We also recognize that the confidence intervals for the risk differences in mortality were moderately wide. However, the goal of using risk differences as predictive values was not for individual prognostication, but only to guide trial enrollment. Given the strength of the association in two distinct cohorts and the decision curve analysis demonstrating the potential value of using each marker when compared to clinical variable methods, these markers appear to have potential as prognostic enrichment factors. Larger studies may be needed to confirm our findings and refine the use of these markers as prognostic enrichment factors, which may include further refining the biomarker thresholds. It is also important to note that the mortality among marker-negative patients (false negatives) was not inconsequential. However, one benefit of DCA is that it does not make assumptions about the relative harms of false positives and false negatives, leaving it to the trialist to define their importance by choosing the threshold probability. If a trialist’s priority was minimizing the exclusion of non-survivors (i.e., minimizing false negatives), as would be the case for a trial of an inexpensive, low-risk therapy with a high likelihood of benefit, the trialist would set a low mortality threshold (i.e., enroll all patients with sepsis). Alternatively, if a trialist was concerned about potentially high-risk side effects from an experimental therapy, they might consider it necessary to exclude patients with low mortality risk and set a higher threshold even though some non-survivors would be excluded. Thus, the relative importance of false negatives and false positives varies based on the probability threshold, and the DCA provides a method for comparing enrollment strategies at each threshold.

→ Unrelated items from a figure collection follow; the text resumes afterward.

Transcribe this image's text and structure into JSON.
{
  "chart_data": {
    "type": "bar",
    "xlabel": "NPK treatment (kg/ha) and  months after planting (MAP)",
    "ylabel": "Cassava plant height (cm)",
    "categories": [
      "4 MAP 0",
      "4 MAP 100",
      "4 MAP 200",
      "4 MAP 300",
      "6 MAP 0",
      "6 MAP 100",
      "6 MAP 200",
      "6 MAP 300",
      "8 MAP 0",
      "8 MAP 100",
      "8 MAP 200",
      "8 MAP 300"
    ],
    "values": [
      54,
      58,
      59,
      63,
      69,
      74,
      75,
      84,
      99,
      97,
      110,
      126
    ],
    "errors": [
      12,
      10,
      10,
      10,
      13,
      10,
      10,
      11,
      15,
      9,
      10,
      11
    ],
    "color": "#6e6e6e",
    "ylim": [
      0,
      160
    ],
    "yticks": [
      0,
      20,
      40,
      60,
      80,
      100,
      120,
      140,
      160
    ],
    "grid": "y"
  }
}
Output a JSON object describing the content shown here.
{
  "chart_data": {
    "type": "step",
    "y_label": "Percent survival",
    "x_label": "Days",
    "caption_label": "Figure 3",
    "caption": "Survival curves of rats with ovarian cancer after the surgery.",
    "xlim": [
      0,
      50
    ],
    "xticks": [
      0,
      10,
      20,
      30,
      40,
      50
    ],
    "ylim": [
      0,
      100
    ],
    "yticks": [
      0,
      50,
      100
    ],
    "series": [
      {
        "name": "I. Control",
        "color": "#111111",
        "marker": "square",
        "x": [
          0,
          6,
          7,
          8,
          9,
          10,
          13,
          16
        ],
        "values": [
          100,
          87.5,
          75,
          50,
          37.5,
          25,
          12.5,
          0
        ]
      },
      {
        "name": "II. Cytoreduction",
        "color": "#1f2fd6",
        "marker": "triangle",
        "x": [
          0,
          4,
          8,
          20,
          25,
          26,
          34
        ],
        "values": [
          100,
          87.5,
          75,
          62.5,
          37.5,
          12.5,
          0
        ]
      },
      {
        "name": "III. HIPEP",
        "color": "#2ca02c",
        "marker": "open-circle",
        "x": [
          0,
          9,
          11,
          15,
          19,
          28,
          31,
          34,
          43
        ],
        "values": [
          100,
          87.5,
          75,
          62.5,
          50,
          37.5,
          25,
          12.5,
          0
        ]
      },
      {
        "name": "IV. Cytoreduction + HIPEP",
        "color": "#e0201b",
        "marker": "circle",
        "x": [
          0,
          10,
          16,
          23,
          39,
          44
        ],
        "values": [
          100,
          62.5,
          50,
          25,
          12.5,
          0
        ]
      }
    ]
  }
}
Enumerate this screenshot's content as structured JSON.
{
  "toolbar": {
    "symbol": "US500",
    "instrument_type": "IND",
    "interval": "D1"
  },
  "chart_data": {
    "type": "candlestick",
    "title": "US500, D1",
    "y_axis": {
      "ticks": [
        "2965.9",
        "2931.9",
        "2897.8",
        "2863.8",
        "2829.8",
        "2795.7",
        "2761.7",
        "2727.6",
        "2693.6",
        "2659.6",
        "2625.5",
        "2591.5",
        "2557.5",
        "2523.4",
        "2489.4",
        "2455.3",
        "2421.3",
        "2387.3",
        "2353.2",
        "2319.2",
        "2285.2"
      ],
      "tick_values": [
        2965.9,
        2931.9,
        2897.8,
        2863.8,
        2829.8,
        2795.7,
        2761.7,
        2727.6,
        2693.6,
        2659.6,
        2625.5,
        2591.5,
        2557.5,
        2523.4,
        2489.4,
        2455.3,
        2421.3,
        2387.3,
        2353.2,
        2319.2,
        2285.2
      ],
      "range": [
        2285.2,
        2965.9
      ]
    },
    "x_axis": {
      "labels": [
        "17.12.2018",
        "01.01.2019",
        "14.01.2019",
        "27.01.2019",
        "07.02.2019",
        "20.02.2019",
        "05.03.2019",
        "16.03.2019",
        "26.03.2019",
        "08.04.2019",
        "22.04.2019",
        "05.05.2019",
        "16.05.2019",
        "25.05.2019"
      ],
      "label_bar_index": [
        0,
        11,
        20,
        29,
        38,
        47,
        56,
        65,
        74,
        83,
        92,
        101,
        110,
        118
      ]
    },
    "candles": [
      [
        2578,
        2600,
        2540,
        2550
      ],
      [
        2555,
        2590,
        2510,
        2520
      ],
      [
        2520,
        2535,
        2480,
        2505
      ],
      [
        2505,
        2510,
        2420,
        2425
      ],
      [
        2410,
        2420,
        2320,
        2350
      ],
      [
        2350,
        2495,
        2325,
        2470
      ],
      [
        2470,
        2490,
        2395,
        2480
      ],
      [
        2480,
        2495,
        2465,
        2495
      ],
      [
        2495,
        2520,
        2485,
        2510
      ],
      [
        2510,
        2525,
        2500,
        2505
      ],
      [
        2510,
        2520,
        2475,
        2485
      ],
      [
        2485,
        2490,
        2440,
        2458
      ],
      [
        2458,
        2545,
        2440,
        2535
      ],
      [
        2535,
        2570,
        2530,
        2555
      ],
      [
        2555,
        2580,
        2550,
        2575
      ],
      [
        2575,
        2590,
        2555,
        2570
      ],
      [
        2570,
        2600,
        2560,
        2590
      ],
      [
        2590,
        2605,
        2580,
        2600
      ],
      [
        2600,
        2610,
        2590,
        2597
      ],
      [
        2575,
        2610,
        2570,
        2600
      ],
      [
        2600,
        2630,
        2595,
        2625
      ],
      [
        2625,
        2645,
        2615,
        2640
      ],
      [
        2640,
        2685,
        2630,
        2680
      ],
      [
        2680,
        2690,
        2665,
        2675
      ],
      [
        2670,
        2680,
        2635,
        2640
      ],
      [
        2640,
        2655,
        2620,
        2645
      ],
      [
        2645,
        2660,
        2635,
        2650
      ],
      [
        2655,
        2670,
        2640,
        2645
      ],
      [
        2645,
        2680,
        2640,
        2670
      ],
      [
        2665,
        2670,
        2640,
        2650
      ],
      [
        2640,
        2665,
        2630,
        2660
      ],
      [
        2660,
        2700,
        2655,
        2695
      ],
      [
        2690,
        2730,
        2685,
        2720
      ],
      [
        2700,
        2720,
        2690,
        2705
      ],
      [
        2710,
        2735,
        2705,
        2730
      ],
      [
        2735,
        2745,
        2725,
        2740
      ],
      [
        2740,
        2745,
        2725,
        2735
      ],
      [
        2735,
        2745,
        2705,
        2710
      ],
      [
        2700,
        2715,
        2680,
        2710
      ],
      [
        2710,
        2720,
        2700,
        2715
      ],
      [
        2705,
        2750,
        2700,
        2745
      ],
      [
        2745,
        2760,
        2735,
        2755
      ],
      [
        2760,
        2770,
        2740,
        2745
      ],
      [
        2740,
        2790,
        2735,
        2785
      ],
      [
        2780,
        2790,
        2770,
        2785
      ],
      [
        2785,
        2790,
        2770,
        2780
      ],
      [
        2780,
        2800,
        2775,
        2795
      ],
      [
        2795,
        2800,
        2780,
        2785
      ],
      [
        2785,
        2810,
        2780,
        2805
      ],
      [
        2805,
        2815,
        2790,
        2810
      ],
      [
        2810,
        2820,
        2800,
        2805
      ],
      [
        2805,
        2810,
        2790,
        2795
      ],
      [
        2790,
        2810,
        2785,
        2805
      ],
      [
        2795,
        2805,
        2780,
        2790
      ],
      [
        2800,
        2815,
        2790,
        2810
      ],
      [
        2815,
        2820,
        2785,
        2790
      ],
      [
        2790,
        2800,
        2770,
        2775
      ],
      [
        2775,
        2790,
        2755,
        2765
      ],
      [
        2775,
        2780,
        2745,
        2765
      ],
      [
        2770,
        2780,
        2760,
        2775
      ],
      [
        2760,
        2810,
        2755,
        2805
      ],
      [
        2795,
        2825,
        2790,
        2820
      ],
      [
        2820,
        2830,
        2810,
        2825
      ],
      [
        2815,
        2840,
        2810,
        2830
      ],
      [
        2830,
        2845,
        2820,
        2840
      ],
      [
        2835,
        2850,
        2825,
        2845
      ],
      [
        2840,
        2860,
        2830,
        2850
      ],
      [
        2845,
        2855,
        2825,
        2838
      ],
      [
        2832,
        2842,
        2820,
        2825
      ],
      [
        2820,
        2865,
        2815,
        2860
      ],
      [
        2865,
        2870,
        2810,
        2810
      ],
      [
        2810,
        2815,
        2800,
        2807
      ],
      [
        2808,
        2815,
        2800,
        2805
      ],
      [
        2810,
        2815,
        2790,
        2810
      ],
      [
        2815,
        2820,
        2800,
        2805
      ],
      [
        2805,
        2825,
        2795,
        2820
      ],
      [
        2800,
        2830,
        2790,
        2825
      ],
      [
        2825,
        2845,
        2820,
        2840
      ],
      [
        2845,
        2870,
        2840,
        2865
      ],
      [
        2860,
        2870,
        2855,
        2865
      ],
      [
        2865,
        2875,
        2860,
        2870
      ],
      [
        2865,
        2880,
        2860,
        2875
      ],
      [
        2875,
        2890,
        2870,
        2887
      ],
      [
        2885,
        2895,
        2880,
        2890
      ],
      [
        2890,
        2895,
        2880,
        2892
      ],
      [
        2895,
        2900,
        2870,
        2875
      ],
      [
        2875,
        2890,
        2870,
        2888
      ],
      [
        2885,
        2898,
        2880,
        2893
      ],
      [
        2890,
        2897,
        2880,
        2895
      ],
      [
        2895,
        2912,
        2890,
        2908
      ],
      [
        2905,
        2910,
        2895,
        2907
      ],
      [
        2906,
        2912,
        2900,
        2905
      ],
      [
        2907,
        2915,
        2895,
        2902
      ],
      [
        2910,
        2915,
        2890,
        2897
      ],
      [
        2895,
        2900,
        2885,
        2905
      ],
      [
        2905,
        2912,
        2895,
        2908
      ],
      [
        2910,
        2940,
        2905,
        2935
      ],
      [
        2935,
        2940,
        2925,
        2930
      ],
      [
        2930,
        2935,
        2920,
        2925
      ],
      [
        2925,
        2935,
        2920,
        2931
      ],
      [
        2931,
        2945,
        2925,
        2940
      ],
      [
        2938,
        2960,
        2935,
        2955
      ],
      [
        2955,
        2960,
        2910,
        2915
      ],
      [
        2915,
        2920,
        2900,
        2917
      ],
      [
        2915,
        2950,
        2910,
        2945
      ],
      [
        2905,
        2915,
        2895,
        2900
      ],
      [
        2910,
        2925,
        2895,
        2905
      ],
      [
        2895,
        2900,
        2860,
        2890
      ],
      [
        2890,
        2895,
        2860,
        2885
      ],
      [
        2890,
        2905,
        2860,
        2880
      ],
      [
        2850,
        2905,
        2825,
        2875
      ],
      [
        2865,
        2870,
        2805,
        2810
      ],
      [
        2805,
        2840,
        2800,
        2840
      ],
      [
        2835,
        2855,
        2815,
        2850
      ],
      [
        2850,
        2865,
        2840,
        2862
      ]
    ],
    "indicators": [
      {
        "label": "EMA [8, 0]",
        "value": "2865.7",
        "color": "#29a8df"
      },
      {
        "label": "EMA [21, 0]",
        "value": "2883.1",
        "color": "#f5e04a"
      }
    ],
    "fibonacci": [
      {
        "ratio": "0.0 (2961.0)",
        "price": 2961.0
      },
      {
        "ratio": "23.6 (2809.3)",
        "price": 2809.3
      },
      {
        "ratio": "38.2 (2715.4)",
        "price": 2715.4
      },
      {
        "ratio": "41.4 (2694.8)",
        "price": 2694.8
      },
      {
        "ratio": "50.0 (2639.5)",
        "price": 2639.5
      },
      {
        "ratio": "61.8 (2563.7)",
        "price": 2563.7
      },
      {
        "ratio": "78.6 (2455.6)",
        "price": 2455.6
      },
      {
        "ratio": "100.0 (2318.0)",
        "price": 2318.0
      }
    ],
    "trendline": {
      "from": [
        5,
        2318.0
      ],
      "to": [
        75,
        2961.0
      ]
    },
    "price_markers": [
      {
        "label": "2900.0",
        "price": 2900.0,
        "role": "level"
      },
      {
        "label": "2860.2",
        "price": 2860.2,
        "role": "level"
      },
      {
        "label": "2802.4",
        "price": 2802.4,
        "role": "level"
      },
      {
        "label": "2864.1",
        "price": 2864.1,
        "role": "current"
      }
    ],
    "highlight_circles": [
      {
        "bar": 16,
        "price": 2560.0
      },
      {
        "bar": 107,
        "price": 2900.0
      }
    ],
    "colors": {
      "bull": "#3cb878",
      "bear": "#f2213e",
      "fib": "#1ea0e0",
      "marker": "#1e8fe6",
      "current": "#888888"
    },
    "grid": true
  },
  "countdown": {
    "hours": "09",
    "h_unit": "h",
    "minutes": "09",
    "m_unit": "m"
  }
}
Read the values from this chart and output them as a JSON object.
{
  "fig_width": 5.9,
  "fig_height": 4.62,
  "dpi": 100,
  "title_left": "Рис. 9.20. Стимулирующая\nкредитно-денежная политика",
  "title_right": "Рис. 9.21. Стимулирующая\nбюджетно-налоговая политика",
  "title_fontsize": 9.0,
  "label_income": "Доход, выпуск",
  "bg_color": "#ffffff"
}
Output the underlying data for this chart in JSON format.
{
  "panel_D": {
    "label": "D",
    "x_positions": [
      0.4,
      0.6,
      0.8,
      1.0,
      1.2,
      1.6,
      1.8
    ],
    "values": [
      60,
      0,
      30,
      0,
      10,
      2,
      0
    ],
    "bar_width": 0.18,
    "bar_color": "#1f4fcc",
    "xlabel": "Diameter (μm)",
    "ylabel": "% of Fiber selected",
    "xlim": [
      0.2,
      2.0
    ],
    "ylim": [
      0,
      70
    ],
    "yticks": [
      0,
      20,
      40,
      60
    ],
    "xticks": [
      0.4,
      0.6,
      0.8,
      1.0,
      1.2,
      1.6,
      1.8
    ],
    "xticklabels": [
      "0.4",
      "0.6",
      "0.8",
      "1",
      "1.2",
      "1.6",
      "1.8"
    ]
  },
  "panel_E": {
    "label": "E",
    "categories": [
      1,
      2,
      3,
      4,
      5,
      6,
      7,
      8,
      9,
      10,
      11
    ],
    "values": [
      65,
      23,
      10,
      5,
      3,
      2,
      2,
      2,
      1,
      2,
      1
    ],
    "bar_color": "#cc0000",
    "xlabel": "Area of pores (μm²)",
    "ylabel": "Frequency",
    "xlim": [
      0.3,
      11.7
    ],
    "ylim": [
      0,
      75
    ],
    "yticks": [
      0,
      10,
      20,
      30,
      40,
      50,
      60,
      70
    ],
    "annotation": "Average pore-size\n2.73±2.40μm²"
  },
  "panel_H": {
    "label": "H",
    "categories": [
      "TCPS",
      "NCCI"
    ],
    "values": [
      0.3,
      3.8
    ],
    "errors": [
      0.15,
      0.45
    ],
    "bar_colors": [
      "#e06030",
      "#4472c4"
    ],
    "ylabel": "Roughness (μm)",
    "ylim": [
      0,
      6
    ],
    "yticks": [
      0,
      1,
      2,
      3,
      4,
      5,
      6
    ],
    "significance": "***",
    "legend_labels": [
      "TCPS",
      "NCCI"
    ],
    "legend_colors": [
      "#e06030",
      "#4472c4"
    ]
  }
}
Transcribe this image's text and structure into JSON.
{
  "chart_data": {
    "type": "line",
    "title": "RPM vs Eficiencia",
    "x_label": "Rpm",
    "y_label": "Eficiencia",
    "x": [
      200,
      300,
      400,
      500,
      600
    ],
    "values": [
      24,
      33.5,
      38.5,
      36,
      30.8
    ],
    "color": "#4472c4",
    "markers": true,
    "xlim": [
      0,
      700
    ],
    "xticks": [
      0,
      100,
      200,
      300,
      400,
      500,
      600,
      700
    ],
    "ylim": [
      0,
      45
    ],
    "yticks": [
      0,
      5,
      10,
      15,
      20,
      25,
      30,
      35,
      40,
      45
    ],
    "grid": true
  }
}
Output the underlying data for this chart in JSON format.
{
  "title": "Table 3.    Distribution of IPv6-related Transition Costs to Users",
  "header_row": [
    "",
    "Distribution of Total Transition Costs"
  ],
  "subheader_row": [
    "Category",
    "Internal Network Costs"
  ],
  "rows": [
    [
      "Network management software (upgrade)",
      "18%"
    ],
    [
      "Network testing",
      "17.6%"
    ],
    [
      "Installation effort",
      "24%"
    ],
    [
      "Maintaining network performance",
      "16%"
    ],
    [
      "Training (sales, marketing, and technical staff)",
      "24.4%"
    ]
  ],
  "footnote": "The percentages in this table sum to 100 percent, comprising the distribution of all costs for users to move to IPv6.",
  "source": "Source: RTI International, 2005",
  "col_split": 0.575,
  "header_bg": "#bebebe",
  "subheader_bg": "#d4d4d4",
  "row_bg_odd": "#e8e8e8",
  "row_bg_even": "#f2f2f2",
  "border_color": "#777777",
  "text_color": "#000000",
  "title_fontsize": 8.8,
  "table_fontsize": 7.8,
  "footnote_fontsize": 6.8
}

Lastly, an important limitation of our study is that we were unable to evaluate the predictive enrichment potential of sTNFR1, IL8, and Ang2. Sepsis is a heterogeneous syndrome with myriad pathways contributing to organ dysfunction and death. Several recent studies have highlighted heterogeneity in the treatment effect of therapies in sepsis and suggest biomarkers could identify patients more likely to respond to therapy. In a prospective trial, sepsis patients with higher baseline interleukin-6 levels appeared more likely to respond to anti-tumor necrosis factor therapy [41]. In retrospective analyses, biomarker-based strategies identified heterogeneity in treatment effect in sepsis trials of recombinant human interleukin-1 receptor antagonist and anti-TNF-α antibody therapy [42, 43]. Similarly, studies have shown heterogeneity in treatment effect among patients with a hyperinflammatory subphenotype of ARDS [44,45,46]. Because sTNFR1, IL8, and Ang2 reflect pathways that are dysregulated in sepsis and for which therapies are being investigated, such as monoclonal antibodies targeting IL8 and TNF [16,17,18], they should be evaluated as predictive enrichment factors for their designated therapies in future trials.

Conclusions

In summary, we found that plasma levels of sTNFR1 and IL8 consistently identified sepsis patients at higher risk of mortality and might be useful as prognostic enrichment factors in future trials by improving trial efficiency and power and reducing the number of survivors unnecessarily exposed to potentially risky therapy.